Eight weeks later Jim is virtually clean and sober and Josie is oddly trying to distance herself from him. She flinches at his praise, warning him not to "get all Jolson about it," and explains that she doesn't want to be thought of as a gold-digger. This is all very sentimental but there'd be no story left if Bozo stayed on the wagon. All this while, McEwen has been waiting for his chance, and he finally takes it, kidnapping Jim to his private island and getting him freshly drunk. Like a classic melodrama villain, he offers Josie the choice worse than death: he'll release Jim if she'll submit to him and be his "tidy little housekeeper" to make his home more presentable to the tourists. Josie agrees, but takes no chances. She makes McEwen swear on the fetish he wears around his neck. "Swear on this Hindu hocus pocus," she demands, "That'll hold a Malay."

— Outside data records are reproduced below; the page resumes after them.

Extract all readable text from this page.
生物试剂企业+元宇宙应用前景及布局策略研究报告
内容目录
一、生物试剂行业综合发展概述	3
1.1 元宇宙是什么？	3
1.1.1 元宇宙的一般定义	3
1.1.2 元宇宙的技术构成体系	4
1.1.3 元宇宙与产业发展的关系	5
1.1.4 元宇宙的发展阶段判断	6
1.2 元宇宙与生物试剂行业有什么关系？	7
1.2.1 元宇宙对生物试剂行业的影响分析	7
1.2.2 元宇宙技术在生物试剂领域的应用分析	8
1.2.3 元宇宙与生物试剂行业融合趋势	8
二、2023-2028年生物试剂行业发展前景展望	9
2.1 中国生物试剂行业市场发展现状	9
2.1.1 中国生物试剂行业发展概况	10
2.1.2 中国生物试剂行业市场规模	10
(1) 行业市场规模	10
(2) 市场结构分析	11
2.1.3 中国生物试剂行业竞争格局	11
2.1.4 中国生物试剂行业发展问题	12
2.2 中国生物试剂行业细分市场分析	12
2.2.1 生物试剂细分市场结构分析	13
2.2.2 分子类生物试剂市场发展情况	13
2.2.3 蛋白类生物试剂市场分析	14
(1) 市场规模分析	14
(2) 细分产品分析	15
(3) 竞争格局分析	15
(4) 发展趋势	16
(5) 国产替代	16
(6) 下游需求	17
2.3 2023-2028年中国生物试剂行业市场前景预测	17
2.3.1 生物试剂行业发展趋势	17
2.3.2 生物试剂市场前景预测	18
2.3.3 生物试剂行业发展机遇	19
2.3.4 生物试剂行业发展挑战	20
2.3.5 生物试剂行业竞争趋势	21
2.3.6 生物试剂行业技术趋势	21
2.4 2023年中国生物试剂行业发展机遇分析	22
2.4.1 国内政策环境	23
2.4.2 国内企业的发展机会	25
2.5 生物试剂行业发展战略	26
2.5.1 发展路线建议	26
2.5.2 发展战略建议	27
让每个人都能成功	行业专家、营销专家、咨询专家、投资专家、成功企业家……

Kalita, who by right would be the head man on the island if not for McEwen, lets Jim know what's gone down and chews him out as eloquently as his pidgin English will allow: "God no want you, man no want you ... fire no want you. Dirt. Coward." As it happens, the islanders have a firewalking ritual that they perform for the tourists. McEwen actually speaks admiringly of their "spunk," though he's still careful to differentiate himself from the savage natives. No white man, he tells the English, is capable of such a feat, but I say! Isn't that a white man marching through the flames and hot coals right there? And isn't that Sir James, the fellow we're looking for who disappeared six months ago? It certainly is. To prove his manhood to Kalita, Josie and everyone else, Jim walks through the fire to "burn out dirt" and proceeds to give McEwen the flogging he's long deserved before taking Josie away with him to English luxury, having proved himself "the whitest man of you all."
Girl of the Port is an embarrassment of Pre-Code riches or, if you prefer, richly embarrassing to watch. It may still be racist by today's anti-racist standards, but Duke Kahanamoku's authoritative performance belies a lot of the race rhetoric. As Josie, Sally O'Neil takes some getting used to, coming across initially somewhat like Betty Boop playing Sadie Thompson, and then like oldschool Harley Quinn as an AA counselor, but her irreverent earnestness definitely adds to the entertainment value and makes the film almost endlessly quotable. She almost singlehandedly drags the picture across the line dividing the politically incorrect from harmless, hilarious camp. As Jim, Sharland doesn't have much to do but yell "Don't let the fire get me!" every so often, but in the end it's O'Neil's picture, not his. It's the sort of picture that has to be a guilty pleasure, but if you don't feel too guilty about it, it definitely can be a pleasure of some sort.